Mormons cite 1 Corinthians 15:29 as biblical evidence that Jesus Christ and the apostles sanctioned their strange practice. However, the problem with this argument is that baptism for the dead is nowhere to be found in Scripture. Paul nowhere indicates or approves of Christians holding such a custom. The concept is not taught here. The following explanatory note on Paul's language in verse 29 is pertinent here:
"Paul concludes his argument for the reality of the resurrection of the dead in 15:29–34. He asks several rhetorical questions to add weight to his argument. The first question he asks has been the source of much discussion. “Otherwise, what do people mean by being baptized on behalf of the dead? If the dead are not raised at all, why are people baptized on their behalf?” (v. 29). Numerous interpretations of the meaning of this verse have been suggested.xiv While not without its difficulties, Thiselton’s suggestion is perhaps the most plausible. He argues that baptism on behalf of the dead “refers to the decision of a person or persons to ask for, and to receive baptism as a result of the desire to be united with their believing relatives who have died.”xv In other words, dying believers would urge their unbelieving family members to become Christians in order that they might be together again. Paul, then, is referring to those unbelievers who converted to Christ for this reason as those who were “baptized on behalf of the dead.” If there is no resurrection of the dead, their conversion/baptism was for naught. Paul’s second question concerns the dangers he places himself in (vv. 30–34). If there is no resurrection, then what he is doing is foolish in the extreme."
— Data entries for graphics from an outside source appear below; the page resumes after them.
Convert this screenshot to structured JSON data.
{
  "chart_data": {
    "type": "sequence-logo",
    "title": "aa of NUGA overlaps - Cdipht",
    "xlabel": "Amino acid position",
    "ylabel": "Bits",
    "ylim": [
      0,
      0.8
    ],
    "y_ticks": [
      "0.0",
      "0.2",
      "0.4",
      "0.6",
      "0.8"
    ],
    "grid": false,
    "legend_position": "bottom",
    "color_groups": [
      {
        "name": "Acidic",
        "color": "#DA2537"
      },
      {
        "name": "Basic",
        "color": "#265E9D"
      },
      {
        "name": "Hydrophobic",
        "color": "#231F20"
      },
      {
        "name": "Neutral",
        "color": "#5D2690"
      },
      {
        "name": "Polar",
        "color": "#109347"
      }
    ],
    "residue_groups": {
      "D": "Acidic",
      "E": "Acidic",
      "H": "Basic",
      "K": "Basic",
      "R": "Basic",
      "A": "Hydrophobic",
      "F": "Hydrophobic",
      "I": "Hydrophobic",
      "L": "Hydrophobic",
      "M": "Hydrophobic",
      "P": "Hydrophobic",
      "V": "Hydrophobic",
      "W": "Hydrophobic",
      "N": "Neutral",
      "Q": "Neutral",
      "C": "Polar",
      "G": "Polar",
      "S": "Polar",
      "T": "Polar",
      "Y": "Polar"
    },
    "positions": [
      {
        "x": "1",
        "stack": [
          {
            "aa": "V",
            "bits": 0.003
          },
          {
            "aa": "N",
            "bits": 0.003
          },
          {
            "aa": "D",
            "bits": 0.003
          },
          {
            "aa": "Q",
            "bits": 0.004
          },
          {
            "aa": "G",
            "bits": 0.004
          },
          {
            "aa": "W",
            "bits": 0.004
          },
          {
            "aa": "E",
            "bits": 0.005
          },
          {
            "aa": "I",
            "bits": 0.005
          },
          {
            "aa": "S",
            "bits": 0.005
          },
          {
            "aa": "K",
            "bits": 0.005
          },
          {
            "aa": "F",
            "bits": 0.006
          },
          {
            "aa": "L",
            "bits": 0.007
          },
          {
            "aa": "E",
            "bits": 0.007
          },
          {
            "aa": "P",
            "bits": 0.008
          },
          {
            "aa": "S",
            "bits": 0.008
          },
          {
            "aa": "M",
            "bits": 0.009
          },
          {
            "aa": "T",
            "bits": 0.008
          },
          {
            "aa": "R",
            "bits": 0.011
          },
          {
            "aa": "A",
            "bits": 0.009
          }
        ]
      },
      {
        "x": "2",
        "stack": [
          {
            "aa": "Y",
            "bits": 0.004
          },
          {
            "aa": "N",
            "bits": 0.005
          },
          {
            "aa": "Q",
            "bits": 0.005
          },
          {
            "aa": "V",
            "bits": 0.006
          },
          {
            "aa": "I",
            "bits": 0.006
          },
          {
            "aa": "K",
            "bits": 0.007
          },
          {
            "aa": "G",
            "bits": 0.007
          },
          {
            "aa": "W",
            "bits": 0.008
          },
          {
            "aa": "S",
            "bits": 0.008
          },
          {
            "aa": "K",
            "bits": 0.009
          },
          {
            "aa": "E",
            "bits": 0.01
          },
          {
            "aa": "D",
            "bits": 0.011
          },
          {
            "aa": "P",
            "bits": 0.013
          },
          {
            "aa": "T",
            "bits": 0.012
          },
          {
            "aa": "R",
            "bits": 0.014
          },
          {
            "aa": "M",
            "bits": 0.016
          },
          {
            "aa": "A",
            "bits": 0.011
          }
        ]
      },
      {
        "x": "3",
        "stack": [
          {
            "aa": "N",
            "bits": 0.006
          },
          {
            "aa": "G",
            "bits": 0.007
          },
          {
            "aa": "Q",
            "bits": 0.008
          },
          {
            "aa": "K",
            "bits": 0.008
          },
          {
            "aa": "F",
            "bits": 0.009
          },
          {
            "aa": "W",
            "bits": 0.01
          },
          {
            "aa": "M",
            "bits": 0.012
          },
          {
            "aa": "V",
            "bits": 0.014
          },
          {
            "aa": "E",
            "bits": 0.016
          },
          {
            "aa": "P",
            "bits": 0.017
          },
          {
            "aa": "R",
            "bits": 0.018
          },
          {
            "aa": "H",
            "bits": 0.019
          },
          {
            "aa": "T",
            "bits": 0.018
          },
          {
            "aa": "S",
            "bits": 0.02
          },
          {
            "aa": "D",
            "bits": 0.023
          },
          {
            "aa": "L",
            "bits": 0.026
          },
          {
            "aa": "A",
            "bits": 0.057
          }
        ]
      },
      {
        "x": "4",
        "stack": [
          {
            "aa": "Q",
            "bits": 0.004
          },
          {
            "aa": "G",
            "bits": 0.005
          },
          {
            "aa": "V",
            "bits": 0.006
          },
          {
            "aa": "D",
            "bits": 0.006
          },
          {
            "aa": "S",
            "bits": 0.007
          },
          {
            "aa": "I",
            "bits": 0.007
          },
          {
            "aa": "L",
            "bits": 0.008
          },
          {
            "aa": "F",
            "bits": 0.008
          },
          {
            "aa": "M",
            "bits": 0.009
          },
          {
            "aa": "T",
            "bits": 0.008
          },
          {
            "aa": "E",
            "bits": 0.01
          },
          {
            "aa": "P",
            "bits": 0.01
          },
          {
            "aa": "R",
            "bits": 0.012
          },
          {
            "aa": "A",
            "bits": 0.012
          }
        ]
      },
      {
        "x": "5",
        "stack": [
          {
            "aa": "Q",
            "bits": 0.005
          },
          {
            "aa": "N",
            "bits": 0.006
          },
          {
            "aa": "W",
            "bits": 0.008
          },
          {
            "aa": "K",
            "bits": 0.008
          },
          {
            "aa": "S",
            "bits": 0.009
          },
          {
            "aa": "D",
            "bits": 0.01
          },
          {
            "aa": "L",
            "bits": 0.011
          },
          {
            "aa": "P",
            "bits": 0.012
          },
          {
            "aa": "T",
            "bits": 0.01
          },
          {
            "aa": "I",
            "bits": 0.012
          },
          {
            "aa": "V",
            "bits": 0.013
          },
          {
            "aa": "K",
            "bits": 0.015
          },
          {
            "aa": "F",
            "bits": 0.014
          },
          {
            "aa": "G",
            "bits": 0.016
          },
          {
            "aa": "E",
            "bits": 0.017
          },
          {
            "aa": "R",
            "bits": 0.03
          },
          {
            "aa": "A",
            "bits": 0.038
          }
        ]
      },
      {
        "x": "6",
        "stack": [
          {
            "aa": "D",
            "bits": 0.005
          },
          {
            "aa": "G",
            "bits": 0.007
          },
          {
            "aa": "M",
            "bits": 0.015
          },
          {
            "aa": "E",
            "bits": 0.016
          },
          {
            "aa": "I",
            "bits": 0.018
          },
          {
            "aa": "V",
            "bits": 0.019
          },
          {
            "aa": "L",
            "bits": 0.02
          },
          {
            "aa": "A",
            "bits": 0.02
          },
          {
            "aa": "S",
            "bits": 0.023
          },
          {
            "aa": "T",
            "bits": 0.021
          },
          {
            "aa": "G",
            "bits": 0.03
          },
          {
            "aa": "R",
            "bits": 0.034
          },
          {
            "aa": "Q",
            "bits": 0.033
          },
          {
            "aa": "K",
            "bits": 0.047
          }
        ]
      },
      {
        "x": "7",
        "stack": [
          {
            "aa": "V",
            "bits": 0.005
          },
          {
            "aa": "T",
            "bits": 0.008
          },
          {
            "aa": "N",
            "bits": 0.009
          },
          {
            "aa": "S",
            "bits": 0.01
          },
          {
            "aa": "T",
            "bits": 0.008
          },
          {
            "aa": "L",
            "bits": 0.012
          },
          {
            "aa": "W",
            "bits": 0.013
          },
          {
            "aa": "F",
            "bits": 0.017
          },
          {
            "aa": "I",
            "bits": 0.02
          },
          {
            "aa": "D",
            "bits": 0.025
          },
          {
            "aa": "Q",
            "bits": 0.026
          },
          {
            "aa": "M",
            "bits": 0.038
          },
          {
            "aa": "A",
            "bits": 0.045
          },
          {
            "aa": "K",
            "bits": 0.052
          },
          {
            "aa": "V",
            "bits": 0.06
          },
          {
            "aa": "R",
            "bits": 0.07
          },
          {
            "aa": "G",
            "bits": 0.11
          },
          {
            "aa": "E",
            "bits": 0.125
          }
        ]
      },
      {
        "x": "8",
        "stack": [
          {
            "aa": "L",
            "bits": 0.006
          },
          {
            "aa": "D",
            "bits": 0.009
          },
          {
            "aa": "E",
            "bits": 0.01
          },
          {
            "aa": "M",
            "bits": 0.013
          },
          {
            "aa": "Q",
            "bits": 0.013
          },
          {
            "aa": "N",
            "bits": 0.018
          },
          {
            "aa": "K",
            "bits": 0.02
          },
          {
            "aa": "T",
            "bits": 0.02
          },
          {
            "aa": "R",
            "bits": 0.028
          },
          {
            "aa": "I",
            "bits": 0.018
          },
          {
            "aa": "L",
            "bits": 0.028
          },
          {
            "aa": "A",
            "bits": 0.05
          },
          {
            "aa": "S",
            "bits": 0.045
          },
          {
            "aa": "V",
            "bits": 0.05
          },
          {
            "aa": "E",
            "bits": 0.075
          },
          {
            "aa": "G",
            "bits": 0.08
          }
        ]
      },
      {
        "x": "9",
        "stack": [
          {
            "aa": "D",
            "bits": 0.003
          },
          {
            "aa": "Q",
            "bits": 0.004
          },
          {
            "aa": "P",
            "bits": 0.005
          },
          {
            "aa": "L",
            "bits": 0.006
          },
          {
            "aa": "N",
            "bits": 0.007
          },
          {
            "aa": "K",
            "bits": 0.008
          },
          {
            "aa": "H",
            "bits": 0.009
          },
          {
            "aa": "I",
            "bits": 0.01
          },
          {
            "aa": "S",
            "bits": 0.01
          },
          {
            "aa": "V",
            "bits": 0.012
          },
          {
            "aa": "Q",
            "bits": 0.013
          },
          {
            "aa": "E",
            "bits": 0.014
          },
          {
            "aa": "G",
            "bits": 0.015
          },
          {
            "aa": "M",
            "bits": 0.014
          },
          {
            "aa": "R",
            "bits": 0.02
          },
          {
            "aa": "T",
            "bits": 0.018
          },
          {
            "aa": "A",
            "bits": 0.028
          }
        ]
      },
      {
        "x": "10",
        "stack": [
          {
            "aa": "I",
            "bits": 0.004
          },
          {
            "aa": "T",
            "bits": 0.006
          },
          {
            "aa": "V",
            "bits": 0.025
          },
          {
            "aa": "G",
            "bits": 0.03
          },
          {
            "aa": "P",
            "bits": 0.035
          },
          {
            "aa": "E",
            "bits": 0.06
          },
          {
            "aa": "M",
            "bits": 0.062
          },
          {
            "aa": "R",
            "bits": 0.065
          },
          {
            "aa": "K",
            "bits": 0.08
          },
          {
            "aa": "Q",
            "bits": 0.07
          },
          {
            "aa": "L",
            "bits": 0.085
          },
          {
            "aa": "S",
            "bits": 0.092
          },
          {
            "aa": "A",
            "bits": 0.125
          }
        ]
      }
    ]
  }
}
In other words, the Apostle Paul said that a tradition among unbelievers was to get baptized for the sake of their deceased loved ones with the yearning and aspiration of being united when they were raised from the grave. His intention is not to provide commentary regarding the efficacy or truthfulness of baptism for the dead, but to illustrate that even the pagan world looked forward to being raised from the dead. One error that persisted amongst some of the first century Corinthian Christians that Paul addressed was a denial of the reality of the resurrection. In addition, this excerpt on the Mormon practice of baptism for the dead is insightful here:
"The silence of the Book of Mormon on baptism for the dead is an important fact, for it means that a single verse in the Bible — 1 Corinthians 15:29 — constitutes its sole mention in ancient Christian Scripture. This is acknowledged by the Encyclopedia of Mormonism (a 1992 work published under the supervision of the Quorum of the Twelve Apostles of the LDS church) — “He [Paul] refers to a practice of vicarious baptism, a practice for which we have no other evidence in the Pauline or other New Testament or early Christian writings."
This practice is patently absurd when approached from a biblical standpoint. One's eternal destiny is forever sealed at the moment of physical death (Luke 16:22-26). God only rewards individuals according to their own conduct (Ezekiel 18:20). Thus, Scripture contradicts any notion of baptism for the dead. Nonetheless, the Mormon church proclaims itself in a hubristic manner to be the beacon of divinely inspired truth.